The most obvious kind of meta is when newbies think Thief is really devastating, so the best strategy is to prepare for some Thieves. However, I suspect that the metagame online is more subtle, since the players are better? I dunno, I play offline only.
If there is no dominant strategy, the optimal strategy is dependent on the plays of the other player(s). This is the core of game theory. Meta is trying to optimize if there is no dominant strategy: either beating a large as possible set of strategies (in ccg's, as you can't change your starting deck you just need to build a deck that beats the largest set of predicted strategies. Meta comes in when you have to predict the probability of a certain deck being played: One includes TeCH to try and beat the strategies with largest probabilites), or trying to adapt to your opponents strategy.
Adapting to your opponents strategy is all what dominion is about. If your opponent is playing a rush, you want your engine to go off earlier than if he plays big money. If Tunnel and Militia are on the board (and no other Tunnel enablers), you don't want to buy Tunnel except if your opponent buys 5 Militia, for instance. This is just adapting the strategy set to what the other player buys.
Anyway, I guess there is meta, it predominantly comes from the approach of greening. There is some optimal way to green, but it is not easy to understand it. The meta evolution made greening an ever-changing process. I don't know if there are other large meta-changes. Maybe the acceptance of JOAT and Rebuild after time (and simulations) as good cards can considered to be changing the metagame. But also the inclusion of new sets changes the approach of some cards. I take Upgrade as an obvious example. At first, everybody accepted Upgrade as a bona-fide copper-trasher if it wasn't used for anything better and the copper wasn't completely necessary. But then came Poor House, a card costing 1. It suddenly changes the approach of the card when that was on the board: the copper-trashing ability then is posed with the obvious problem of needing to gain a Poor House.

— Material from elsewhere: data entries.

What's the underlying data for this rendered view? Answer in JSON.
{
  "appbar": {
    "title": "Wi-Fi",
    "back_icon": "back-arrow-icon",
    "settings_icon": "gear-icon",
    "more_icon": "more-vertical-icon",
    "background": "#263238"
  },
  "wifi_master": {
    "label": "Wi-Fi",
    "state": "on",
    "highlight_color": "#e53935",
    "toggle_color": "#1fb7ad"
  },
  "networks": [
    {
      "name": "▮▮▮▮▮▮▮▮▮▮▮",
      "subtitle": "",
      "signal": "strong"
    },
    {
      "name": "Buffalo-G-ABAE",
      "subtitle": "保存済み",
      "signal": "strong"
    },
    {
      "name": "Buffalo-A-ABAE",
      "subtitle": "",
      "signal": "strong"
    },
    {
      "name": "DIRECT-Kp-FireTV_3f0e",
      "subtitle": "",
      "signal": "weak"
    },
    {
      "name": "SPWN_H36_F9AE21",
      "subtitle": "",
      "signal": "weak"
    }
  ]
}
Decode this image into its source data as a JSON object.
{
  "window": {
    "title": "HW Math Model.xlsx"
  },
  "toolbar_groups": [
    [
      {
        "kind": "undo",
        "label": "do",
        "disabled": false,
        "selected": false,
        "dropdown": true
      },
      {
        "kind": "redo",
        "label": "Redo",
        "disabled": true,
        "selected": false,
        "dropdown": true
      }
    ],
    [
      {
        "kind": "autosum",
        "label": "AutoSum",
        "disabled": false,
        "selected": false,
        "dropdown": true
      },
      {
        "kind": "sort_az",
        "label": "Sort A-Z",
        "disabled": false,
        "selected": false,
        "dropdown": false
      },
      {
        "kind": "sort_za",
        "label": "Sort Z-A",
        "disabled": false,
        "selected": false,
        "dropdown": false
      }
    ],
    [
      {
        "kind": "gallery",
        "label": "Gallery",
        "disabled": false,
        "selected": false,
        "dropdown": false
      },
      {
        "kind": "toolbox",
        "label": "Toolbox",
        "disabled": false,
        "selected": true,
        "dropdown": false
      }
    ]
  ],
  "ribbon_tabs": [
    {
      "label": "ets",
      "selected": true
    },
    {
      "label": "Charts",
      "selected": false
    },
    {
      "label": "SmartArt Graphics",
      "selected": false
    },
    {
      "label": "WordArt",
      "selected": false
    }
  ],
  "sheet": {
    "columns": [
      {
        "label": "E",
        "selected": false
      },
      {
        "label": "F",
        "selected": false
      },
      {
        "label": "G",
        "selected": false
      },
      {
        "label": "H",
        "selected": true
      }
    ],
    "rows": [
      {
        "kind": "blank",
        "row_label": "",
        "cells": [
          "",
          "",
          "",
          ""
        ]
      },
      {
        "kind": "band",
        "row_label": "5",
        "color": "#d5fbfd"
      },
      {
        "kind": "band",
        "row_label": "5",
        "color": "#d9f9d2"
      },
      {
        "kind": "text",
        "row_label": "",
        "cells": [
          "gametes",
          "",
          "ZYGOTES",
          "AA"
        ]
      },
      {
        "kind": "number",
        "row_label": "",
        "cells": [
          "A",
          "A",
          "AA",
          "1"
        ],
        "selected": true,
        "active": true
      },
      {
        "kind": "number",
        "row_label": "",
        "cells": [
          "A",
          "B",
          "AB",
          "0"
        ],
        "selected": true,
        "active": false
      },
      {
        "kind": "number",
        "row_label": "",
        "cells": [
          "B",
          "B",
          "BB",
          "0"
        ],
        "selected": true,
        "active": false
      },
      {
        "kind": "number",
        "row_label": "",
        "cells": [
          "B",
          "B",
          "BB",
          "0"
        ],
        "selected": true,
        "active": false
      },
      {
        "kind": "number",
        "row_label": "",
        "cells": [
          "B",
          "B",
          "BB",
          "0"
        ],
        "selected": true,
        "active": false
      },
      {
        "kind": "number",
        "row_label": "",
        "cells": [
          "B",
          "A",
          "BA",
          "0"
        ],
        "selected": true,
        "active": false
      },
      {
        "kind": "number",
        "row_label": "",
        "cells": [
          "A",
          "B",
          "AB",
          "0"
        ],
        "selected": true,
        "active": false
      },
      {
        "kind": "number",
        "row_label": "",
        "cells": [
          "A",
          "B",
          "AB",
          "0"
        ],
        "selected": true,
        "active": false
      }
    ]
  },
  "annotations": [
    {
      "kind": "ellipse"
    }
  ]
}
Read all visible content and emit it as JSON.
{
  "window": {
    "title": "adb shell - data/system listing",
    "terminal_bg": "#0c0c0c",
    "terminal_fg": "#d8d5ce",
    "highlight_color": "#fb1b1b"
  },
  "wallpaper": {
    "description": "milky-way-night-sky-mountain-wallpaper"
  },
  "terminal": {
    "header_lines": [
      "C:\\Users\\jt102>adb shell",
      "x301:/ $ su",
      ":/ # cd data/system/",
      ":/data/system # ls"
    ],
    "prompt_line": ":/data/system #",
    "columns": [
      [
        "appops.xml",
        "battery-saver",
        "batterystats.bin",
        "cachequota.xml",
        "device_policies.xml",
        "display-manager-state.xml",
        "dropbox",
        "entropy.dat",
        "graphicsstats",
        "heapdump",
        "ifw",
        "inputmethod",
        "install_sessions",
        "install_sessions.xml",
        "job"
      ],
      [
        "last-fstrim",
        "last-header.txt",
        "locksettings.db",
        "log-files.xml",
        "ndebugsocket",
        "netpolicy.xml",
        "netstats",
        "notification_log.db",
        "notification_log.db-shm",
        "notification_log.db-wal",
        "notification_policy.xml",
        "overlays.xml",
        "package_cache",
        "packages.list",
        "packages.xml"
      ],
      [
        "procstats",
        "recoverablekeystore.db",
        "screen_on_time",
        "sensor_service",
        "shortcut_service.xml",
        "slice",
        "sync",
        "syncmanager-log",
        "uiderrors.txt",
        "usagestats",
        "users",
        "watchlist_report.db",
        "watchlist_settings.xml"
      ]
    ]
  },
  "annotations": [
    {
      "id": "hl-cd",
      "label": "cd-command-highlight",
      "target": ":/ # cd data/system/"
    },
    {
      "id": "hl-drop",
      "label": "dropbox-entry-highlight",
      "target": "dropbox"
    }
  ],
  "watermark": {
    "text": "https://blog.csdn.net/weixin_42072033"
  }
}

The small problem is that because of the 'we only use 10 cards'-approach, these additions can change the game, but don't necessary do it. Still, having the cards around in the selection procedure does change the value of some cards. This is most obvious with Alchemy. Most Alchemy cardss are better when fewer sets are included in the selection procedure.
So, there is meta in both ways: The decision making of the players given a certain set is meta, as well as the change in used cards in the selection procedure. It is not as huge as in a CCG like Hearthstone or Magic, or something like Pokemon battling. Also contributing to that is that there is no banlist or something: In Pokemon we consider Mewtwo to be way overpowered battling in Ubers, whilst Tauros is declined to the depth of Never Used. Both metagames with complete different banlists. Dominion doesn't consider these banlists, or rather, has a randomized banlist consisting of all of the kingdom cards except 10 of them. If one considers that, there are an enormous amount of possible metagames. Therefore, we can't analyse them (well, we can, but we don't consider all individual kingdoms obviously), and subsequently don't feel like considering a metagame analyzing kingdoms at all (or at least I do). But I guess they each include their own meta, strictly speaking.